On Nov 3, 2014 7:13 PM, "Juan Basso" <jrba...@gmail.com> wrote:
>
> Hi,
>
> I opened a pull request[1] in order to solve the bug 50224[2] and it ended
> creating this pull request to add a new flag called
> JSON_PRESERVE_FRACTIONAL_PART on json_encode function. This flag will make
> the json encode to output float number always with decimal part, even when
> it is 0.
>
> Currently if you try to convert 10.0 using json_encode it outputs 10. It
> means if you decode it it will give an integer instead a float. In PHP
> words, json_decode(json_encode(10.0)) !== 10.0.
>
> After some researches and discussions it is not considered a bug because
> JSON specs treat integer and floats as number. Looking how other languages
> treat this encoding I could find it:
> - C (using lib jansson) and Ruby the output contains the decimal portion;
> - Python and Javascript outputs without the decimal portion.
>
> So it is kind of common to have different behaviors since JSON specs
define
> it as just number. The idea of the new flag is allow PHP to behave the
both
> ways.
>
> In the pull request Stanislav Malyshev suggested to merge it in the 5.6,
> but just want to see if someone else has any objection. Ferenc Kovacs
> and Jakub Zelenka also are in favor of merging on 5.6.

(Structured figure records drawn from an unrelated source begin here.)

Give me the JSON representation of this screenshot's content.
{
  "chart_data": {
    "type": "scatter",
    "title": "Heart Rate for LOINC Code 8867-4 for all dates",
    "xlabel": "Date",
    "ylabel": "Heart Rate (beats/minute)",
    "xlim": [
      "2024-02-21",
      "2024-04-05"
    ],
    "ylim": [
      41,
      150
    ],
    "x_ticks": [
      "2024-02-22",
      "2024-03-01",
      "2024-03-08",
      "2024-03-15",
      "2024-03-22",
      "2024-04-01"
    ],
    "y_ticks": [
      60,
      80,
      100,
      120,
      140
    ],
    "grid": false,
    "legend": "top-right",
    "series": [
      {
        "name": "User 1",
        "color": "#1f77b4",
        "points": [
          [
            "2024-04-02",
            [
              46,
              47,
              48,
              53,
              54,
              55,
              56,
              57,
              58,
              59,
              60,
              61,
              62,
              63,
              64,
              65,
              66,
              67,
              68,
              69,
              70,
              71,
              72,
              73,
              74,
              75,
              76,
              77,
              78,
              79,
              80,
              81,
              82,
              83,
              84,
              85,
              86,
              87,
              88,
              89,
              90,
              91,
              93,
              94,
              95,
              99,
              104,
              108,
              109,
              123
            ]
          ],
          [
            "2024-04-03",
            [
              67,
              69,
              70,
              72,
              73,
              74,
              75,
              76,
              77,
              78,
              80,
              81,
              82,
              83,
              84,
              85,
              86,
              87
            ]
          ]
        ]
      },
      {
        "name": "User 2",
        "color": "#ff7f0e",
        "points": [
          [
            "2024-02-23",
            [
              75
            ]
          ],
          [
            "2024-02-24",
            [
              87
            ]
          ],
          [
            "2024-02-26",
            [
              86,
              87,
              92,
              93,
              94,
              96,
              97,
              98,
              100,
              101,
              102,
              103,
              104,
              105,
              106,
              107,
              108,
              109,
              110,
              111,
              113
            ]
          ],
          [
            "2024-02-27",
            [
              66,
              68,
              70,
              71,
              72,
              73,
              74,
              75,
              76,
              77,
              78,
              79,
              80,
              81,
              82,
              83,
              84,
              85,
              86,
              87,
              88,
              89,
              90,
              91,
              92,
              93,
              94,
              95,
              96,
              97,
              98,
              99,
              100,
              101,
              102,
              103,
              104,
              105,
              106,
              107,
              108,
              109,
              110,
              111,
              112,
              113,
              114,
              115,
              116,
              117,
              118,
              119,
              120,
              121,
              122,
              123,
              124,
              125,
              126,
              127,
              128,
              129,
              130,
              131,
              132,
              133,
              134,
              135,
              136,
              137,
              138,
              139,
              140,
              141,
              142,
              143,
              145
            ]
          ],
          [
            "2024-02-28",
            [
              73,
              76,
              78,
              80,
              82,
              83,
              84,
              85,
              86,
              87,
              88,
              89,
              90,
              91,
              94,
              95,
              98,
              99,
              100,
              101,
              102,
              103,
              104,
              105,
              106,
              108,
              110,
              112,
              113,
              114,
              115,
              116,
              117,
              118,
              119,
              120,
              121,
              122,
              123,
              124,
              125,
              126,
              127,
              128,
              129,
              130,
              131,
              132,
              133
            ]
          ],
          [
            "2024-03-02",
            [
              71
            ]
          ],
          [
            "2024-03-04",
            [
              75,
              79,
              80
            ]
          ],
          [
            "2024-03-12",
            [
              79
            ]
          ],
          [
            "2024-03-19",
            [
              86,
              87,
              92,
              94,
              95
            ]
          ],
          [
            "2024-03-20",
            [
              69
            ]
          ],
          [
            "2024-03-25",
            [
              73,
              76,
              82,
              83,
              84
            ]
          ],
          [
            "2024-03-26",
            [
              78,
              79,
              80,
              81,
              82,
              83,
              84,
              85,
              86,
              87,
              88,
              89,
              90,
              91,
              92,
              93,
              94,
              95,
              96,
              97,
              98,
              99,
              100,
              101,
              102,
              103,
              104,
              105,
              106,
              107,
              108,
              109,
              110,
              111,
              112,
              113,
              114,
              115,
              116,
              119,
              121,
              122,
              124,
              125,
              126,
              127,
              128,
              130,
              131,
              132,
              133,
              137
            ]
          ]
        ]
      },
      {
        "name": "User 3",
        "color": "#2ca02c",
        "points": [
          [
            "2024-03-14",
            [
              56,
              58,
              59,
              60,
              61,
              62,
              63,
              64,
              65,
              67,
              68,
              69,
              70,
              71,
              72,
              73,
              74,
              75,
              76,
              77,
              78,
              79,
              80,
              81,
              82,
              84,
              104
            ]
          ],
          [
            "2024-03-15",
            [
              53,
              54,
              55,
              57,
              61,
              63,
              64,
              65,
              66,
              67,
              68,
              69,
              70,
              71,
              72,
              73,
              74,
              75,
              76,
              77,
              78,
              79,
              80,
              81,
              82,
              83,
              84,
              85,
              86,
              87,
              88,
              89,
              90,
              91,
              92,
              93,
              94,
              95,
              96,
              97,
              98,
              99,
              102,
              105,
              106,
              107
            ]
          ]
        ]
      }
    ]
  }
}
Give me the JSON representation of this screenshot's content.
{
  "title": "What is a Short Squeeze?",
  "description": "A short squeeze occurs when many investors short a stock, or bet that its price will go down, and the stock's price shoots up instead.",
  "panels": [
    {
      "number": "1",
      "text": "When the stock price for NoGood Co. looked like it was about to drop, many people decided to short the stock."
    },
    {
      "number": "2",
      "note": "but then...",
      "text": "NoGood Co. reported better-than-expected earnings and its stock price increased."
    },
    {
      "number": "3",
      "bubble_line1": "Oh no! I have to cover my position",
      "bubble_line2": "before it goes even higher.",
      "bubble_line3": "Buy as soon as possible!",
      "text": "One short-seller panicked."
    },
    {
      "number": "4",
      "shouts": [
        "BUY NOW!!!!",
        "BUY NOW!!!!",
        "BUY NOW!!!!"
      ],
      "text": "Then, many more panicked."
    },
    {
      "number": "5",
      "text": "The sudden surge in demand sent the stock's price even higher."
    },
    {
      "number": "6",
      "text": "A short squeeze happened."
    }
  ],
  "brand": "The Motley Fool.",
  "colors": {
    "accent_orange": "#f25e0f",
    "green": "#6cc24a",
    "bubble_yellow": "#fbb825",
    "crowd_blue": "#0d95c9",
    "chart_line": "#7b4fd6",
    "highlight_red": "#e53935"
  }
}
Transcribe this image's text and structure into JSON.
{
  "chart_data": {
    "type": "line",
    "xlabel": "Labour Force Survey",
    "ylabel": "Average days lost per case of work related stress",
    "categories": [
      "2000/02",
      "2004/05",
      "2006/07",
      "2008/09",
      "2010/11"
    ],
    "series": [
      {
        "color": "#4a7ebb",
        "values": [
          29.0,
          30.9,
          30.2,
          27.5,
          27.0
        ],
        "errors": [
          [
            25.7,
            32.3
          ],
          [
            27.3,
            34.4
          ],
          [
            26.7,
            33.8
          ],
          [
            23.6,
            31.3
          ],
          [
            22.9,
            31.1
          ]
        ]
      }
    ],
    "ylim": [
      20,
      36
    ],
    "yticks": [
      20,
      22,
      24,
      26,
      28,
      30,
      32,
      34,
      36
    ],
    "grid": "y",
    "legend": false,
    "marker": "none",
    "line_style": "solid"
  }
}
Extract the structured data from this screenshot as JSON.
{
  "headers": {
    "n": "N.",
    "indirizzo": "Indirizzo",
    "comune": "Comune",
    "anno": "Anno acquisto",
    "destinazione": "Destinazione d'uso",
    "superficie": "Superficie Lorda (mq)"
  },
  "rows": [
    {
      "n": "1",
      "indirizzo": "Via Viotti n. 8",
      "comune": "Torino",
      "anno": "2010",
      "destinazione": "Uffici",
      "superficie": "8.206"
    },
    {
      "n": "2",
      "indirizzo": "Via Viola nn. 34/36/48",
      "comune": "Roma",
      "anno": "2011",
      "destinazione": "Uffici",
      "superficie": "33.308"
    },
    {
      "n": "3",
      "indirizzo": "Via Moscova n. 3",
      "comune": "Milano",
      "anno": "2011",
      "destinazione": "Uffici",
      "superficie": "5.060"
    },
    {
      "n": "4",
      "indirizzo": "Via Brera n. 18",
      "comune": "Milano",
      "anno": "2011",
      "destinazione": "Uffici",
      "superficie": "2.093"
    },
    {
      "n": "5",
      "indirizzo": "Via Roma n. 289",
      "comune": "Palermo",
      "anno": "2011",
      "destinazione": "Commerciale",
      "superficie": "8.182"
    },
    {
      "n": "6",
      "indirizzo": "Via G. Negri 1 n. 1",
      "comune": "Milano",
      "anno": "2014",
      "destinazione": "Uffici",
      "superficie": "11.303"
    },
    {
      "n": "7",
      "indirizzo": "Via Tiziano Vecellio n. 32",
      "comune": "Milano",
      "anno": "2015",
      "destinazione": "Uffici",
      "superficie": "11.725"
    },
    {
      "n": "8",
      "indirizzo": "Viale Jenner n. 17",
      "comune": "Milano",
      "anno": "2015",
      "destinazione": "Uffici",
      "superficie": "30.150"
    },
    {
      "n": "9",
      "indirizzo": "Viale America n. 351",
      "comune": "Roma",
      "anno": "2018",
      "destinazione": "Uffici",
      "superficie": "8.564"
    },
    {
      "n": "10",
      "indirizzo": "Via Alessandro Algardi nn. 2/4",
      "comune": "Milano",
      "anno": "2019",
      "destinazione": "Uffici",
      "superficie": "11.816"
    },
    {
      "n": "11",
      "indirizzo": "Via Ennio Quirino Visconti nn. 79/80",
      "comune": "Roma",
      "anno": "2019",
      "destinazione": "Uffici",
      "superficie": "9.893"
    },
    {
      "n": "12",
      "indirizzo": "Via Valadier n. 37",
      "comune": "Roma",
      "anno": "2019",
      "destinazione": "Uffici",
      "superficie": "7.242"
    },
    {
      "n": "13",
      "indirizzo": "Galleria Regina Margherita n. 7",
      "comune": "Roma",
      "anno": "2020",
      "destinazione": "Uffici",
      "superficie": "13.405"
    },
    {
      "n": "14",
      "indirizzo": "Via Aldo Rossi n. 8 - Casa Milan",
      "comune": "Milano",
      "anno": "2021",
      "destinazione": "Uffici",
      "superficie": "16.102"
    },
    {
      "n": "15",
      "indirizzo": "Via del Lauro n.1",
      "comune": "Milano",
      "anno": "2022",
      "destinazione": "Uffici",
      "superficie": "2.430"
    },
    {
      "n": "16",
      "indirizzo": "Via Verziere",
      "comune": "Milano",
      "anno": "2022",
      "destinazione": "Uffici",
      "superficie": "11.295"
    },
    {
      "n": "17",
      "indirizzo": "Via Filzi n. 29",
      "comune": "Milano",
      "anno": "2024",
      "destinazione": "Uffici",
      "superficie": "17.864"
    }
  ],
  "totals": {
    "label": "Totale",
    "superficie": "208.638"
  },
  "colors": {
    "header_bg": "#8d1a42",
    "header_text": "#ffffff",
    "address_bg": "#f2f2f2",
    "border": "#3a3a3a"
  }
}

> Jakub completed suggesting to have this option enabled by default on PHP
7.
>
> Anyone has any objection on merging it on 5.6? Some comments about
enabling
> it by default in 7?
>
> As a side note, with the pull request the encode of floats are about 20%
> faster, even after the flag check. This improvement just affect float
> encoding and has no impact on the other types.
>
> [1] https://github.com/php/php-src/pull/642
> [2] https://bugs.php.net/bug.php?id=50224
>
>
> Thanks,
> Juan Basso

Despite some tangential disagreements regarding the default behavior, there
does appear to be a general consensus with regard to the optional argument.

Could you please post an RFC for this if you haven't already?  Thanks!